On the other hand, errors and exceptions more generally are higher level constructs which require additional logic to propagate up the stack.

Edit: I’ve realized what I’ve written here might be confusing. By exception here I mean the thing that the compiler produces which can be emitted from one place in the stack, the stack then unwinds, and it can be caught elsewhere. As far as I am aware this is a separate concept to interrupts and OS level signaling, which is what is described in some of the other comments here relating to the example in Fortran whereby you can cause the compiler to treat NaNs as program interrupting conditions.

Another way to think about it. In C, errors are represented by return values. There are no exceptions in C. The compiler doesn’t build the machinery to emit, handle and propagate exceptions through different layers of the call stack. They just don’t exist.

To circle back then, the existance of a NaN is your return value which signals “error”. Actually, it may not be an error. NaN in => NaN out. If you put a NaN into some calculation it isn’t an error if a NaN comes out. It just means the calculation can’t run because the data is missing. (Effectively this is what it says.)

Whether you interpret that as missing data or an error is up to you.

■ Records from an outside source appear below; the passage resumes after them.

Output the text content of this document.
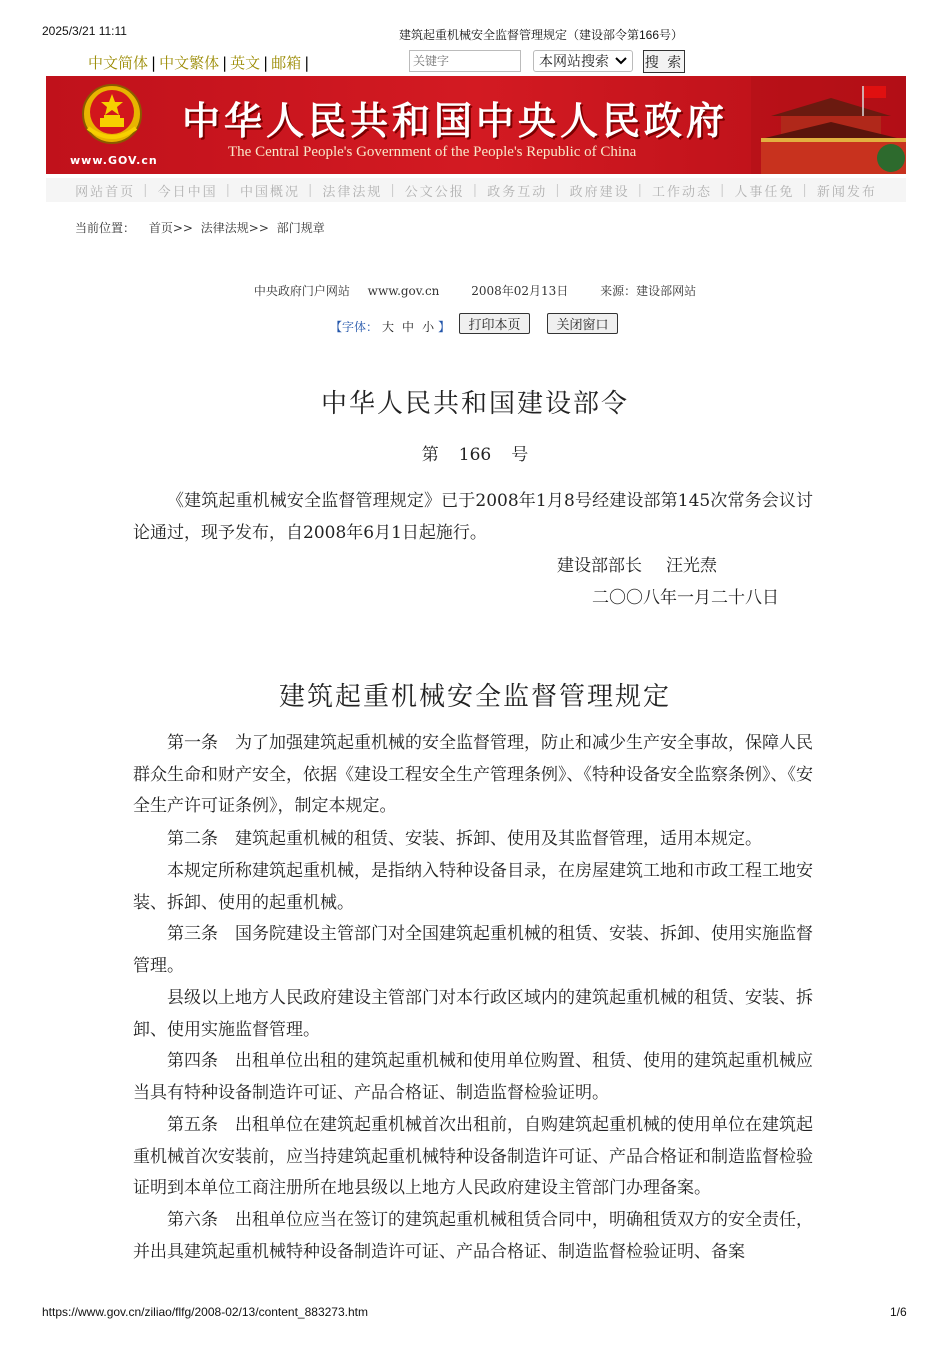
2025/3/21 11:11	建筑起重机械安全监督管理规定（建设部令第166号）
中文简体 | 中文繁体 | 英文 | 邮箱 |
关键字	本网站搜索	搜 索
www.GOV.cn
中华人民共和国中央人民政府
The Central People's Government of the People's Republic of China
网站首页 | 今日中国 | 中国概况 | 法律法规 | 公文公报 | 政务互动 | 政府建设 | 工作动态 | 人事任免 | 新闻发布
当前位置： 首页>> 法律法规>> 部门规章
中央政府门户网站 www.gov.cn	2008年02月13日	来源：建设部网站
【字体： 大 中 小 】	打印本页	关闭窗口
中华人民共和国建设部令
第 166 号
《建筑起重机械安全监督管理规定》已于2008年1月8号经建设部第145次常务会议讨论通过，现予发布，自2008年6月1日起施行。
建设部部长 汪光焘
二〇〇八年一月二十八日
建筑起重机械安全监督管理规定
第一条　为了加强建筑起重机械的安全监督管理，防止和减少生产安全事故，保障人民群众生命和财产安全，依据《建设工程安全生产管理条例》、《特种设备安全监察条例》、《安全生产许可证条例》，制定本规定。
第二条　建筑起重机械的租赁、安装、拆卸、使用及其监督管理，适用本规定。
本规定所称建筑起重机械，是指纳入特种设备目录，在房屋建筑工地和市政工程工地安装、拆卸、使用的起重机械。
第三条　国务院建设主管部门对全国建筑起重机械的租赁、安装、拆卸、使用实施监督管理。
县级以上地方人民政府建设主管部门对本行政区域内的建筑起重机械的租赁、安装、拆卸、使用实施监督管理。
第四条　出租单位出租的建筑起重机械和使用单位购置、租赁、使用的建筑起重机械应当具有特种设备制造许可证、产品合格证、制造监督检验证明。
第五条　出租单位在建筑起重机械首次出租前，自购建筑起重机械的使用单位在建筑起重机械首次安装前，应当持建筑起重机械特种设备制造许可证、产品合格证和制造监督检验证明到本单位工商注册所在地县级以上地方人民政府建设主管部门办理备案。
第六条　出租单位应当在签订的建筑起重机械租赁合同中，明确租赁双方的安全责任，并出具建筑起重机械特种设备制造许可证、产品合格证、制造监督检验证明、备案
https://www.gov.cn/ziliao/flfg/2008-02/13/content_883273.htm	1/6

  • So you should check for NaNs when you consider their presence to be an error, and emit an exception when this happens
  • The most sensible place to check is just before calling a function (check the argument values) or just after recieving a return value (check the return value)
  • Alternatively, checking the values of arguments at the start of a function is also a good place
  • This will give you the exception like behavior you want

I’m intrigued by this idea. Asides from being “automatic”, what would the advantage be? One disadvantage is that the behavior produced by code changes depending on a compiler switch. This can be a source of problems between release and debug builds. (Not necessarily in Julia but languages generally.) I’m not sure adding another compiler behavior changing switch is a good idea from a reproducibility point of view.


Also suggest you look into Rust’s OrderedFloat concept. You could do a similar thing to detect NaNs whereby you wrap the float in some higher level type, and perform checks there.

Oh I see that might be what @brianguenter has suggested. (My Julia isn’t quite good enough to read this code yet.)

Just to point out, people will say things like “it would be nice for the programmer” meaning it would be convenient for a solo developer in some situations. When working in a team, additional environment complexities such as compiler behavior switches make things more complex.

I’m not sure which trade off is the better option - just raising it as a potential issue.

That’s the intended behavior of “quiet NaNs”. The IEEE standard also includes “signaling NaNs”, whose purpose is to raise exceptions:

(quoted from NaN - Wikipedia )

Ideally, the decision whether to suppress the exception or not, should be in the hands of the programmer.